After the Map function has run, a Shuffle/Sort process is run by the MapReduce framework prior to the Reduce function. The Shuffle/Sort process groups the key/value pairs emitted by Map by key and generates a list of all values. This new intermediate key/list of values will be the input sent to the Reduce function.
Our ever diligent programmer can then use the Reduce function to aggregate, transform or even filter the results. In this example, we are simply aggregating all the values to get a count by tag type, so all the values for each key would be simply summed up. The output from the Reduce function would then be written to HDFS for consumption.
Behind the Scenes
Once you have your Map() and Reduce() functions complete, the set in the form of a job is submitted to the MapReduce framework where it is scheduled. The scheduler will distribute the Maps to the data (or as close as it can get). The number of Maps that will run will depended on the number of chunks of data that are available, where each chunk is normally 64/128MB in size. The number of Reduces that run are based on configuration settings.
The mappers will run in parallel on the local data, process and then store the intermediate results to local disk. When the mappers have finished, the Sort/Shuffle occurs sending the data from each mappers local intermediate store to the assigned reducer (based on key) to complete the aggregation which is first written locally again before being sent to HDFS.
Wait! There's More....
The Map() and Reduce() functions are the minimum requirements for a MapReduce job. There are a lot of other possibilities:
- Combiners: Is an efficieny function that can be specified to limit the amount of data sent to the shuffle/sort by acting as a map local reducer. Using the html tag example, each map would aggregate its own html tag count prior to the shuffle/sort which would limit the amount of data moved over the network to the reducer.
- Partitioner: Allows you to take control of the shuffle. The default behavior calculates a hash for the key to determine which subset or partition the the intermediate key belongs to.
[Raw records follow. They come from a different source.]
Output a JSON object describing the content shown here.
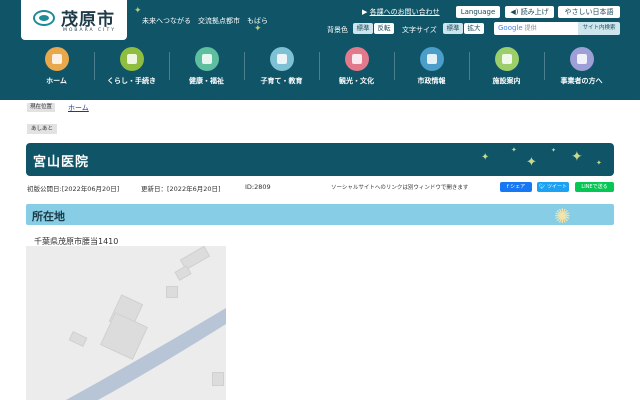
{
  "header": {
    "logo_text": "茂原市",
    "logo_sub": "MOBARA CITY",
    "tagline": [
      "未来へつながる",
      "交流拠点都市",
      "もばら"
    ],
    "links": {
      "inquiry": "各課へのお問い合わせ",
      "language": "Language",
      "read_aloud": "読み上げ",
      "easy_japanese": "やさしい日本語"
    },
    "background_color_label": "背景色",
    "background_options": [
      "標準",
      "反転"
    ],
    "text_size_label": "文字サイズ",
    "text_size_options": [
      "標準",
      "拡大"
    ],
    "search": {
      "brand": "Google",
      "placeholder": "提供",
      "button": "サイト内検索"
    }
  },
  "nav": [
    {
      "label": "ホーム",
      "color": "#e9a84b"
    },
    {
      "label": "くらし・手続き",
      "color": "#8fbd3f"
    },
    {
      "label": "健康・福祉",
      "color": "#5dbf9e"
    },
    {
      "label": "子育て・教育",
      "color": "#7fc1d4"
    },
    {
      "label": "観光・文化",
      "color": "#e2798c"
    },
    {
      "label": "市政情報",
      "color": "#4a9ec9"
    },
    {
      "label": "施設案内",
      "color": "#9ccf6a"
    },
    {
      "label": "事業者の方へ",
      "color": "#9d9fd6"
    }
  ],
  "breadcrumb": {
    "label": "現在位置",
    "home": "ホーム"
  },
  "footprint": "あしあと",
  "page_title": "宮山医院",
  "meta": {
    "published": "初版公開日:[2022年06月20日]",
    "updated": "更新日：[2022年6月20日]",
    "id": "ID:2809"
  },
  "sns": {
    "note": "ソーシャルサイトへのリンクは別ウィンドウで開きます",
    "facebook": "シェア",
    "twitter": "ツイート",
    "line": "LINEで送る"
  },
  "section": {
    "title": "所在地",
    "address": "千葉県茂原市腰当1410"
  },
  "colors": {
    "header_bg": "#0f5467",
    "section_bg": "#86cde5"
  }
}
- Sort: Allows for you to control how the data is sorted
- RecordReaders/Writers: Allows you to customize the slice of data or work that is provide to the mapper and well as how data is written out by the reducer.
- Input/OutputFormatters: Defines the types of files that are consumed or produced.
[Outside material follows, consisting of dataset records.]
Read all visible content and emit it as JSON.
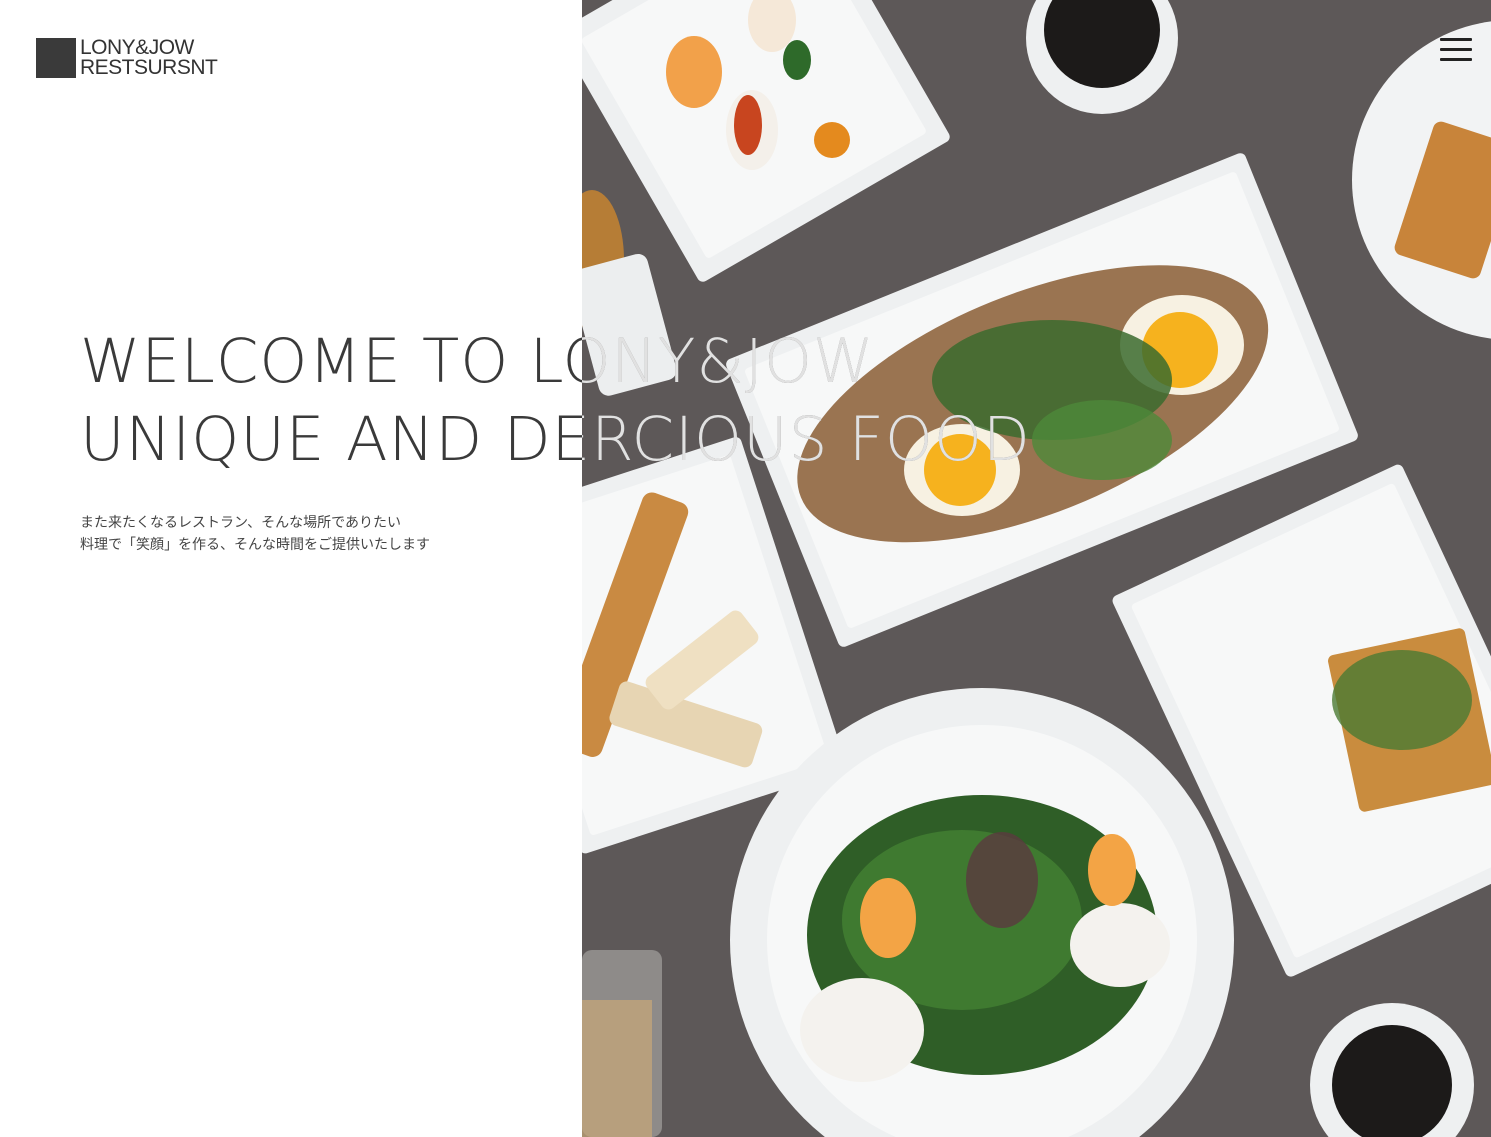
{
  "logo": {
    "line1": "LONY&JOW",
    "line2": "RESTSURSNT"
  },
  "hero": {
    "headline_line1": "WELCOME TO LONY&JOW",
    "headline_line2": "UNIQUE AND DERCIOUS FOOD",
    "tagline_line1": "また来たくなるレストラン、そんな場所でありたい",
    "tagline_line2": "料理で「笑顔」を作る、そんな時間をご提供いたします"
  },
  "menu": {
    "icon": "hamburger-menu-icon"
  },
  "colors": {
    "text": "#3a3a3a",
    "table": "#5c5858",
    "plate": "#f4f5f5"
  }
}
I hope this brief introduction to the world of MapReduce was useful in furthering your understanding of what it is and isn't. I believe that its important to understand the technology and its capabilities is important before you start tackling the technical/coding especially if you are going to be both effective and productive. In future blog post we will walk-through building both a Java MapReduce and C# MapReduce streaming applications.
Till next time!